Peace & Planet News

They Cannot Steal Spring from Our Hearts

Regular readers will remember that I’ve shared previous letters from Rawand Gawad abu Ghanem, the young Palestinian mother of two small boys who lives in Gaza and with whom I’ve developed a very real connection through our mutual friend, the playwright Naomi Wallace.  Today I received another letter from Rawand, this one dated March 30th, 2026. – Bill Ehrhart

Dear Friend,

         Each day when I open my eyes the first thing that comes to my mind is:  I am still alive.  I then look quickly to see that my children and husband are still alive also, and I say: Alhamdoulelah.  Praise be to God.  You must know that this war is not over?  We still live the ongoing violence every hour— and it has increased since the attack on Iran.

         In the mornings I open the tent flap and see the trees—what is left of the trees— moving.  Did you know that in Gaza the Israelis also target the trees?  This is because our olive trees are symbols of life and sustenance.  So the trees that have survived one more day are like me, and we greet one another.  It is a comfort to hear the sound of leaves to my right and left.  Like us, the trees are exhausted with living.  Like us, they insist on staying.

         In fact, I want to shout out the beauty of the leaves moving but all the tents are so close to one other that I cannot feel free to shout.  I cannot move or laugh or cry with any privacy.

         This war has changed us from a people who fought to make free spaces inside an imprisoned Gaza to a people living in small tent-prisons surviving the rain, the cold, the illnesses that easily overcome us.

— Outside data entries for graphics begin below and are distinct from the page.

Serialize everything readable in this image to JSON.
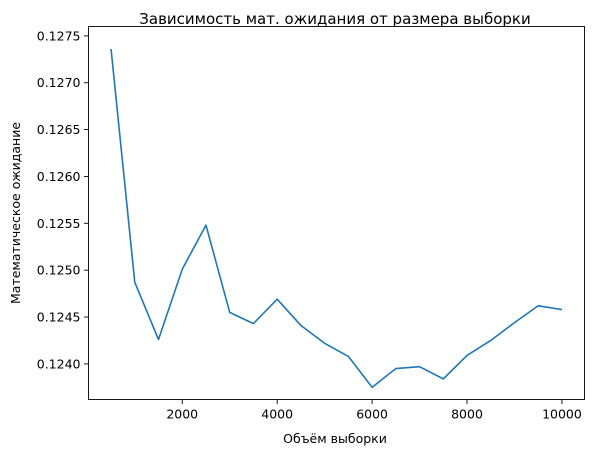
{
  "chart_data": {
    "type": "line",
    "title": "Зависимость мат. ожидания от размера выборки",
    "xlabel": "Объём выборки",
    "ylabel": "Математическое ожидание",
    "xlim": [
      25,
      10475
    ],
    "ylim": [
      0.12362,
      0.1276
    ],
    "grid": false,
    "xticks": [
      2000,
      4000,
      6000,
      8000,
      10000
    ],
    "xtick_labels": [
      "2000",
      "4000",
      "6000",
      "8000",
      "10000"
    ],
    "yticks": [
      0.124,
      0.1245,
      0.125,
      0.1255,
      0.126,
      0.1265,
      0.127,
      0.1275
    ],
    "ytick_labels": [
      "0.1240",
      "0.1245",
      "0.1250",
      "0.1255",
      "0.1260",
      "0.1265",
      "0.1270",
      "0.1275"
    ],
    "colors": {
      "line": "#1f77b4"
    },
    "series": [
      {
        "x": [
          500,
          1000,
          1500,
          2000,
          2500,
          3000,
          3500,
          4000,
          4500,
          5000,
          5500,
          6000,
          6500,
          7000,
          7500,
          8000,
          8500,
          9000,
          9500,
          10000
        ],
        "y": [
          0.12736,
          0.12487,
          0.12426,
          0.12501,
          0.12548,
          0.12455,
          0.12443,
          0.12469,
          0.12441,
          0.12422,
          0.12408,
          0.12375,
          0.12395,
          0.12397,
          0.12384,
          0.12409,
          0.12425,
          0.12444,
          0.12462,
          0.12458
        ]
      }
    ]
  }
}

         Before the war, we kept our floors clean, our bodies washed.  I don’t have enough water to wash myself and my children.  My hands are continuously unclean from the refuse with which we make fires because we don’t have gas.

          But today I want to speak to you about sand: How can something you yearn for turn into something that is almost a torture?  Sand is this way for me now, though once it was my closest friend. [Rawand was actually the first girl to become a member of the Gaza Surf Club when she was still a teenager.]

          My father was a fisherman.  In fact, my father was a pioneer of surfing in Gaza, so I grew up near water.  As a child, I would make hills in the sand, and faces, and holes for mouths where the water would pour in from the sea and fill them up.  As an adult, I was always quick to take off my shoes because I needed to feel the sand on my feet, precious drops of sand that would give me a cold happiness all over.

         I once read that sand from the sea is full of calcium and is important to the bones of our body.  So I would sit down on the beach, almost always preferring this to a chair.  And best of all, the sand was a place I could write words, until the sea took them back.  I never minded.  I trusted my words were kept safe there.

         The sand that was once my friend comes into my tent without invitation.  My tent cannot stay clean.  At night I feel the kernels of sand on the mattress.  Try it out yourself, as an experiment.  Spill a handful of sand into your bed and lie down on it.  You will feel that your body becomes a friction and you cannot sleep.  When the winds come, the sand spills into our food, onto our plates, and into our glasses.  So much sand.

          Sometimes I think we each are building inside us a beach of sand where no one can walk.

          At night the constant sound of drones rips thru our dreams before we can even dream them— and wakes us up.  To rest well, one needs safety and security, but we have none. A thief can enter our tent and steal from us.  Dogs can enter our tent like wild shadows and scare the children.

         And yet every day we still try to make a new beginning.  And today the leaves that greet me in the morning remind me that spring is not far away.

         They can steal our safety.  They can— and do— steal our lives.  But they cannot steal spring from our hearts.

          There, too, the leaves are crowding and giving us a fragile hope.